Library service platforms

The library services platform, library management system and the Cloud

The Cloud is one the key attributes that distinguishes a library services platform (LSP) from a library management system/integrated library system. A conventional LMS/ILS may be installed in hundreds of libraries in multiple versions, on a variety of hardware using different operating systems. Each new release must be tested with all these variables and then implemented in each separate library system. This is time-consuming and takes up significant vendor and customer resources. It also militates against interoperability. Examples of cloud based multi-tenant LSPs are Ex Libris/Clarivate Alma and OCLC WMS.

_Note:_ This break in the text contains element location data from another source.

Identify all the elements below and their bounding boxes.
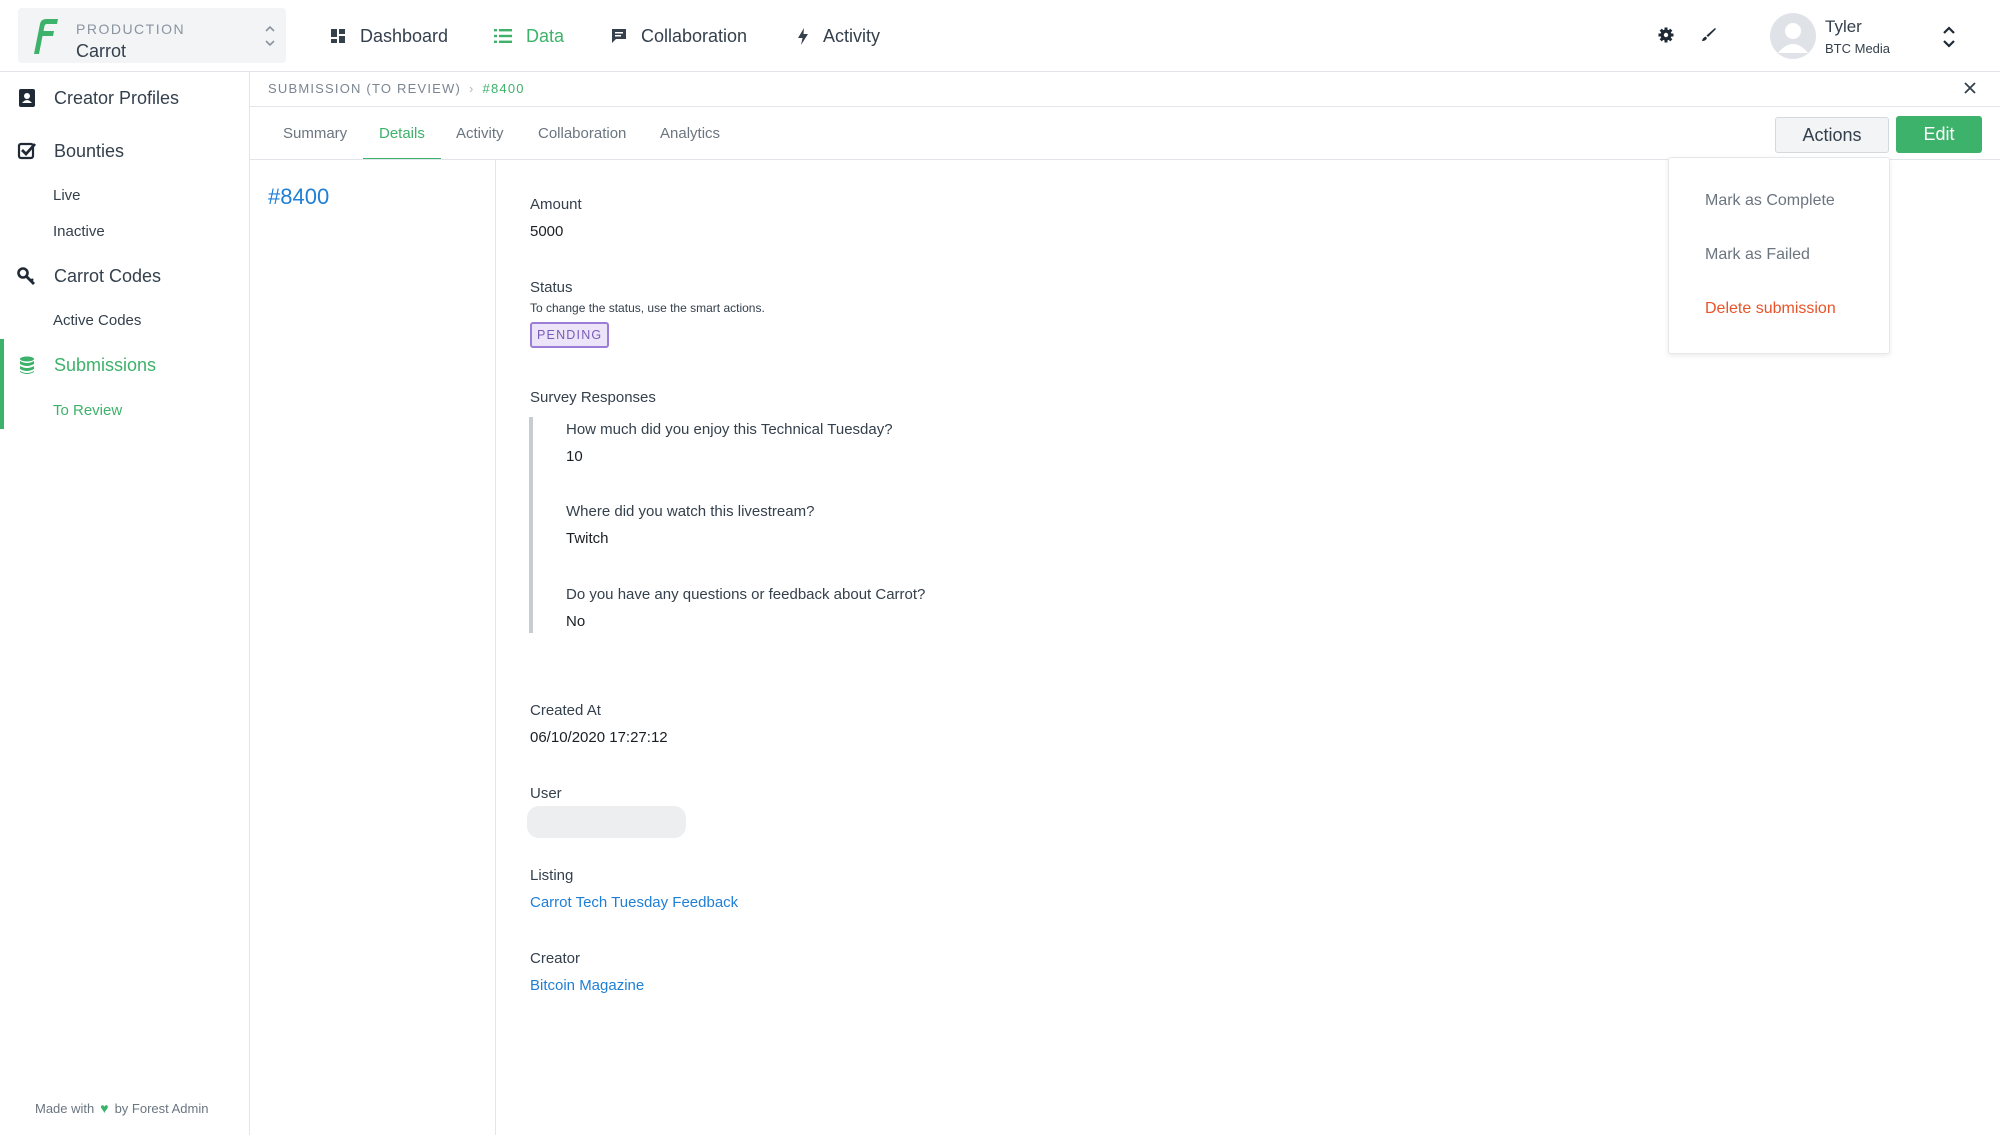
survey-question: Do you have any questions or feedback ab… — [566, 586, 926, 603]
close-icon[interactable] — [1962, 80, 1978, 96]
tab-summary[interactable]: Summary — [283, 125, 347, 142]
tab-details[interactable]: Details — [379, 125, 425, 142]
status-help-text: To change the status, use the smart acti… — [530, 301, 765, 315]
sidebar-item-carrot-codes[interactable]: Carrot Codes — [0, 258, 249, 294]
chat-icon — [612, 29, 626, 43]
field-label-survey-responses: Survey Responses — [530, 389, 656, 406]
heart-icon: ♥ — [100, 1100, 109, 1116]
nav-data[interactable]: Data — [494, 22, 564, 50]
survey-answer: Twitch — [566, 530, 609, 547]
edit-button[interactable]: Edit — [1896, 116, 1982, 153]
chevron-right-icon: › — [469, 81, 475, 96]
chevron-updown-icon — [265, 25, 275, 47]
status-badge: PENDING — [530, 322, 610, 348]
breadcrumb-current: #8400 — [482, 81, 525, 96]
breadcrumb: SUBMISSION (TO REVIEW) › #8400 — [268, 81, 525, 96]
actions-button[interactable]: Actions — [1775, 117, 1889, 153]
sidebar-item-bounties[interactable]: Bounties — [0, 133, 249, 169]
field-label-created-at: Created At — [530, 702, 601, 719]
field-value-amount: 5000 — [530, 223, 564, 240]
sidebar-sub-to-review[interactable]: To Review — [53, 402, 122, 419]
sidebar-sub-inactive[interactable]: Inactive — [53, 223, 105, 240]
user-organization: BTC Media — [1825, 41, 1891, 56]
nav-activity[interactable]: Activity — [797, 22, 880, 50]
list-icon — [494, 29, 512, 43]
footer-by: by Forest Admin — [114, 1100, 209, 1116]
actions-dropdown: Mark as Complete Mark as Failed Delete s… — [1668, 157, 1890, 354]
bolt-icon — [798, 27, 808, 45]
sidebar-item-label: Bounties — [54, 140, 125, 161]
user-avatar-icon — [1778, 23, 1808, 53]
avatar[interactable] — [1770, 13, 1816, 59]
brush-icon[interactable] — [1698, 25, 1718, 45]
key-icon — [17, 267, 35, 285]
sidebar-item-label: Creator Profiles — [54, 87, 180, 108]
survey-answer: 10 — [566, 448, 583, 465]
top-bar: PRODUCTION Carrot Dashboard Data Collabo… — [0, 0, 2000, 72]
field-label-amount: Amount — [530, 196, 582, 213]
sidebar-item-label: Carrot Codes — [54, 265, 162, 286]
environment-label: PRODUCTION — [76, 21, 186, 37]
sidebar-item-creator-profiles[interactable]: Creator Profiles — [0, 80, 249, 116]
record-id: #8400 — [268, 184, 330, 209]
nav-collaboration[interactable]: Collaboration — [611, 22, 747, 50]
database-icon — [20, 356, 34, 374]
survey-question: How much did you enjoy this Technical Tu… — [566, 421, 893, 438]
sidebar-item-submissions[interactable]: Submissions — [0, 347, 249, 383]
contact-card-icon — [19, 89, 35, 107]
tab-collaboration[interactable]: Collaboration — [538, 125, 626, 142]
field-label-user: User — [530, 785, 562, 802]
forest-logo-icon — [34, 19, 58, 54]
sidebar-sub-active-codes[interactable]: Active Codes — [53, 312, 141, 329]
sidebar-sub-live[interactable]: Live — [53, 187, 81, 204]
record-summary-column: #8400 — [250, 160, 496, 1135]
nav-data-label: Data — [526, 25, 565, 46]
user-reference-pill[interactable] — [527, 806, 686, 838]
sidebar-item-label: Submissions — [54, 354, 157, 375]
listing-link[interactable]: Carrot Tech Tuesday Feedback — [530, 894, 738, 911]
checkbox-icon — [17, 142, 37, 160]
sidebar-footer[interactable]: Made with ♥ by Forest Admin — [35, 1100, 209, 1116]
survey-question: Where did you watch this livestream? — [566, 503, 815, 520]
dashboard-icon — [331, 29, 345, 43]
chevron-updown-icon[interactable] — [1942, 24, 1956, 50]
field-label-listing: Listing — [530, 867, 574, 884]
mark-as-failed-action[interactable]: Mark as Failed — [1705, 246, 1810, 264]
nav-dashboard[interactable]: Dashboard — [330, 22, 448, 50]
environment-switcher[interactable]: PRODUCTION Carrot — [18, 8, 286, 63]
creator-link[interactable]: Bitcoin Magazine — [530, 977, 644, 994]
field-label-creator: Creator — [530, 950, 581, 967]
field-value-created-at: 06/10/2020 17:27:12 — [530, 729, 668, 746]
mark-as-complete-action[interactable]: Mark as Complete — [1705, 192, 1835, 210]
sidebar: Creator Profiles Bounties Live Inactive … — [0, 72, 250, 1135]
survey-quote-bar — [529, 417, 533, 633]
field-label-status: Status — [530, 279, 573, 296]
nav-collaboration-label: Collaboration — [641, 25, 748, 46]
footer-made-with: Made with — [35, 1100, 95, 1116]
nav-activity-label: Activity — [823, 25, 881, 46]
tab-activity[interactable]: Activity — [456, 125, 504, 142]
project-name: Carrot — [76, 41, 127, 61]
nav-dashboard-label: Dashboard — [360, 25, 449, 46]
survey-answer: No — [566, 613, 586, 630]
tab-analytics[interactable]: Analytics — [660, 125, 720, 142]
delete-submission-action[interactable]: Delete submission — [1705, 300, 1836, 318]
gear-icon[interactable] — [1656, 25, 1676, 45]
divider — [250, 106, 2000, 107]
breadcrumb-parent[interactable]: SUBMISSION (TO REVIEW) — [268, 81, 461, 96]
user-name: Tyler — [1825, 17, 1862, 36]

The differences between (multi-tenant) cloud and hosted systems

While most library system vendors offer the option of hosting ‘in the cloud’ only a few offer multi-tenant cloud systems:

“[A multi-tenant system] is essentially a single system with the multiplicity of client libraries being ‘tenants.’ These ‘clouds’ may be regional (e.g. European) in order to meet legislative requirements but, within each multi-tenant environment, there is only one copy of the application software, one operating system and one database supporting multiple organizations on a single bank of servers. The vendor only has to deploy, develop, maintain and upgrade one copy of the software. In contrast a hosted solution is much less efficient. While the hardware infrastructure may be shared the vendor still has to support a multiplicity of client systems that need to be maintained separately. The efficiency benefits to the vendor of what is in effect one single global (or at least multi-national) library system are clear.” From: Library management system to library services platform. Resource management for libraries: a new perspective DOI: 10.13140/RG.2.1.4315.3128 Ken Chad. Higher Education Library Technology (HELibTech) Briefing paper. August 2015.

Libraries and the cloud

[From Research Information October/November 2020]

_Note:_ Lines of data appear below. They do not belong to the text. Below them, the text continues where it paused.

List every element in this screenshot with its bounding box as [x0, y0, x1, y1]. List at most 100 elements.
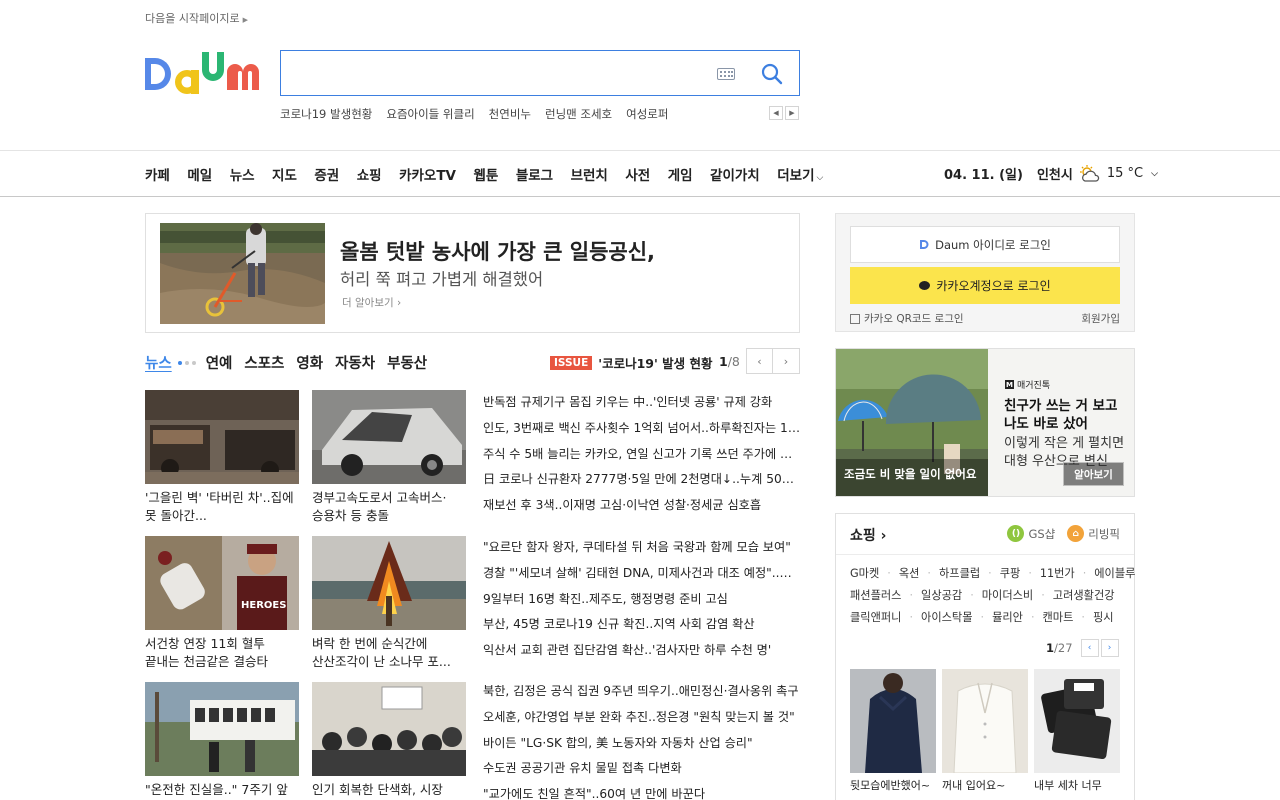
- brand-gsshop[interactable]: () GS샵: [1007, 525, 1055, 542]
- divider: [0, 196, 1280, 197]
- weather-temp: 15 °C: [1106, 166, 1144, 181]
- nav-item-blog[interactable]: 블로그: [516, 164, 553, 184]
- headline-item[interactable]: 경찰 "'세모녀 살해' 김태현 DNA, 미제사건과 대조 예정"..진...: [483, 561, 800, 587]
- tab-news[interactable]: 뉴스: [145, 352, 172, 373]
- shop-link[interactable]: 에이블루: [1094, 563, 1135, 585]
- shop-next-button[interactable]: ›: [1100, 639, 1119, 657]
- news-thumb[interactable]: '그을린 벽' '타버린 차'..집에 못 돌아간...: [145, 390, 299, 525]
- nav-item-map[interactable]: 지도: [272, 164, 297, 184]
- trend-prev-button[interactable]: ◀: [769, 106, 783, 120]
- tab-realestate[interactable]: 부동산: [387, 352, 427, 373]
- set-start-page-link[interactable]: 다음을 시작페이지로 ▶: [145, 10, 248, 26]
- issue-text: '코로나19' 발생 현황: [598, 356, 713, 371]
- nav-item-webtoon[interactable]: 웹툰: [473, 164, 498, 184]
- shop-link[interactable]: 11번가: [1040, 563, 1075, 585]
- nav-item-dictionary[interactable]: 사전: [625, 164, 650, 184]
- daum-logo[interactable]: [145, 52, 263, 98]
- nav-item-together[interactable]: 같이가치: [710, 164, 760, 184]
- shop-link[interactable]: 하프클럽: [939, 563, 980, 585]
- nav-item-kakaotv[interactable]: 카카오TV: [399, 164, 456, 184]
- weather-widget[interactable]: 04. 11. (일) 인천시 15 °C ⌵: [944, 164, 1158, 183]
- news-thumb[interactable]: "온전한 진실을.." 7주기 앞: [145, 682, 299, 800]
- shop-item-image: [942, 669, 1028, 773]
- headline-item[interactable]: 인도, 3번째로 백신 주사횟수 1억회 넘어서..하루확진자는 15...: [483, 416, 800, 442]
- headline-item[interactable]: 부산, 45명 코로나19 신규 확진..지역 사회 감염 확산: [483, 612, 800, 638]
- ad-brand: M 매거진톡: [1005, 378, 1050, 391]
- brand-gsshop-label: GS샵: [1028, 526, 1056, 541]
- news-thumb[interactable]: 인기 회복한 단색화, 시장: [312, 682, 466, 800]
- trending-keywords: 코로나19 발생현황 요즘아이들 위클리 천연비누 런닝맨 조세호 여성로퍼: [280, 106, 668, 122]
- nav-item-game[interactable]: 게임: [668, 164, 693, 184]
- nav-item-news[interactable]: 뉴스: [230, 164, 255, 184]
- news-thumb-image: HEROES: [145, 536, 299, 630]
- display-ad[interactable]: M 매거진톡 친구가 쓰는 거 보고 나도 바로 샀어 이렇게 작은 게 펼치면 대형…: [835, 348, 1135, 497]
- nav-item-brunch[interactable]: 브런치: [571, 164, 608, 184]
- headline-item[interactable]: 오세훈, 야간영업 부분 완화 추진..정은경 "원칙 맞는지 볼 것": [483, 705, 800, 731]
- nav-more-button[interactable]: 더보기 ⌵: [777, 164, 823, 184]
- headline-item[interactable]: 익산서 교회 관련 집단감염 확산..'검사자만 하루 수천 명': [483, 638, 800, 664]
- trend-item[interactable]: 코로나19 발생현황: [280, 106, 372, 122]
- news-prev-button[interactable]: ‹: [746, 348, 773, 374]
- shopping-title-link[interactable]: 쇼핑 ›: [850, 525, 886, 545]
- headline-item[interactable]: "요르단 함자 왕자, 쿠데타설 뒤 처음 국왕과 함께 모습 보여": [483, 535, 800, 561]
- headline-item[interactable]: 9일부터 16명 확진..제주도, 행정명령 준비 고심: [483, 587, 800, 613]
- headline-item[interactable]: 바이든 "LG·SK 합의, 美 노동자와 자동차 산업 승리": [483, 731, 800, 757]
- search-button[interactable]: [759, 61, 785, 87]
- nav-item-mail[interactable]: 메일: [187, 164, 212, 184]
- brand-livingpick[interactable]: ⌂ 리빙픽: [1067, 525, 1120, 542]
- shop-link[interactable]: 패션플러스: [850, 585, 901, 607]
- headline-item[interactable]: 日 코로나 신규환자 2777명·5일 만에 2천명대↓..누계 50만7...: [483, 467, 800, 493]
- shop-link[interactable]: 일상공감: [921, 585, 962, 607]
- trend-item[interactable]: 런닝맨 조세호: [545, 106, 612, 122]
- trend-item[interactable]: 천연비누: [489, 106, 531, 122]
- shop-link[interactable]: 뮬리안: [992, 607, 1023, 629]
- trend-item[interactable]: 요즘아이들 위클리: [386, 106, 474, 122]
- shop-link[interactable]: 고려생활건강: [1053, 585, 1115, 607]
- kakao-login-button[interactable]: 카카오계정으로 로그인: [850, 267, 1120, 304]
- nav-item-cafe[interactable]: 카페: [145, 164, 170, 184]
- tab-entertainment[interactable]: 연예: [206, 352, 233, 373]
- headline-item[interactable]: 수도권 공공기관 유치 물밑 접촉 다변화: [483, 756, 800, 782]
- shop-link[interactable]: 마이더스비: [982, 585, 1033, 607]
- shop-item[interactable]: 뒷모습에반했어~: [850, 669, 936, 794]
- promo-banner[interactable]: 올봄 텃밭 농사에 가장 큰 일등공신, 허리 쭉 펴고 가볍게 해결했어 더 …: [145, 213, 800, 333]
- headline-item[interactable]: "교가에도 친일 흔적"..60여 년 만에 바꾼다: [483, 782, 800, 800]
- news-thumb[interactable]: 경부고속도로서 고속버스·승용차 등 충돌: [312, 390, 466, 525]
- ad-learn-more-button[interactable]: 알아보기: [1063, 462, 1124, 486]
- trend-next-button[interactable]: ▶: [785, 106, 799, 120]
- headline-list: "요르단 함자 왕자, 쿠데타설 뒤 처음 국왕과 함께 모습 보여" 경찰 "…: [483, 535, 800, 664]
- headline-item[interactable]: 주식 수 5배 늘리는 카카오, 연일 신고가 기록 쓰던 주가에 회...: [483, 442, 800, 468]
- news-next-button[interactable]: ›: [773, 348, 800, 374]
- banner-subtitle: 허리 쭉 펴고 가볍게 해결했어: [340, 270, 544, 289]
- headline-item[interactable]: 반독점 규제기구 몸집 키우는 中..'인터넷 공룡' 규제 강화: [483, 390, 800, 416]
- qr-login-link[interactable]: 카카오 QR코드 로그인: [850, 311, 964, 326]
- shop-prev-button[interactable]: ‹: [1080, 639, 1099, 657]
- shop-link[interactable]: 쿠팡: [1000, 563, 1021, 585]
- nav-item-stock[interactable]: 증권: [314, 164, 339, 184]
- banner-more-link[interactable]: 더 알아보기 ›: [342, 295, 401, 310]
- shop-link[interactable]: 아이스탁몰: [921, 607, 972, 629]
- shop-item-image: [1034, 669, 1120, 773]
- keyboard-icon[interactable]: [717, 68, 735, 80]
- shop-link[interactable]: 캔마트: [1043, 607, 1074, 629]
- shop-link[interactable]: G마켓: [850, 563, 879, 585]
- headline-item[interactable]: 북한, 김정은 공식 집권 9주년 띄우기..애민정신·결사옹위 촉구: [483, 679, 800, 705]
- headline-item[interactable]: 재보선 후 3색..이재명 고심·이낙연 성찰·정세균 심호흡: [483, 493, 800, 519]
- nav-item-shopping[interactable]: 쇼핑: [357, 164, 382, 184]
- news-thumb[interactable]: HEROES 서건창 연장 11회 혈투 끝내는 천금같은 결승타: [145, 536, 299, 671]
- tab-sports[interactable]: 스포츠: [244, 352, 284, 373]
- shop-link[interactable]: 핑시: [1093, 607, 1114, 629]
- news-thumb[interactable]: 벼락 한 번에 순식간에 산산조각이 난 소나무 포...: [312, 536, 466, 671]
- daum-login-button[interactable]: Daum 아이디로 로그인: [850, 226, 1120, 263]
- news-tabs: 뉴스 연예 스포츠 영화 자동차 부동산: [145, 352, 439, 373]
- signup-link[interactable]: 회원가입: [1081, 311, 1120, 326]
- tab-movie[interactable]: 영화: [296, 352, 323, 373]
- shop-link[interactable]: 옥션: [899, 563, 920, 585]
- shop-item[interactable]: 꺼내 입어요~: [942, 669, 1028, 794]
- trend-item[interactable]: 여성로퍼: [626, 106, 668, 122]
- issue-link[interactable]: ISSUE '코로나19' 발생 현황: [550, 353, 713, 372]
- shop-item[interactable]: 내부 세차 너무: [1034, 669, 1120, 794]
- tab-car[interactable]: 자동차: [335, 352, 375, 373]
- search-input[interactable]: [293, 61, 703, 85]
- shop-link[interactable]: 클릭앤퍼니: [850, 607, 901, 629]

“Libraries, like many institutions, have shifted away from local hardware and software installation and towards the access of services over the internet. The shift has been driven by the promise of both cost savings and the provision of better services. The Integrated Library System (ILS) has traditionally been the centre of a library’s technological infrastructure – integrating acquisition, cataloguing and circulation information – and these were some of the first services that libraries started to move across to the cloud around 10 years ago.

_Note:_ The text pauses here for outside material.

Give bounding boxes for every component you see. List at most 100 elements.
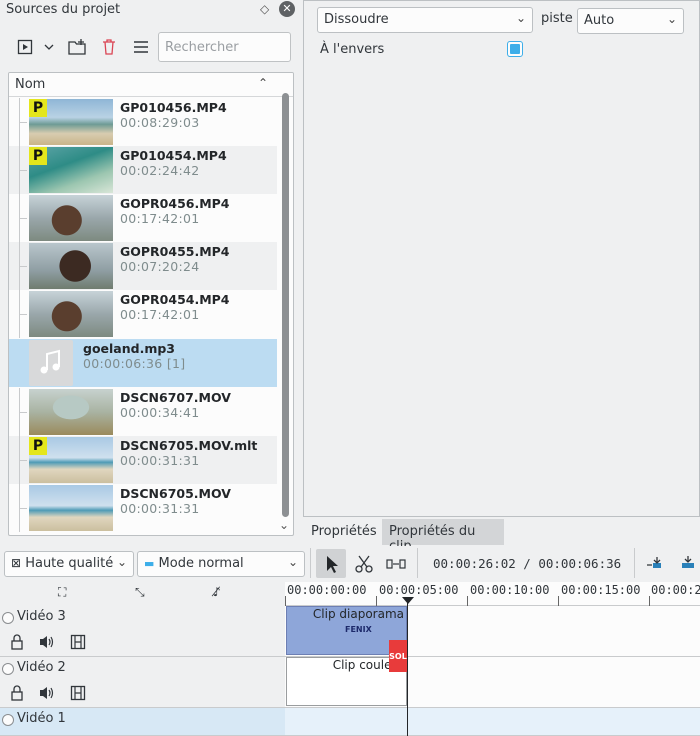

An increasingly integrated ecosystem As cloud computing has become the ‘new norm’, it has enabled an increasingly integrated system of services. As the different parts of the library ecosystem move to the cloud it becomes easier for them to connect with each other – and as more institutions move to the cloud, it becomes more financially viable for new services to be developed

Artificial intelligence: As well as integration, the great swathes of data that are being collected and shared via the cloud also opens the opportunity for artificial intelligence and machine learning to offer new insights and improvements to the way services are used.”.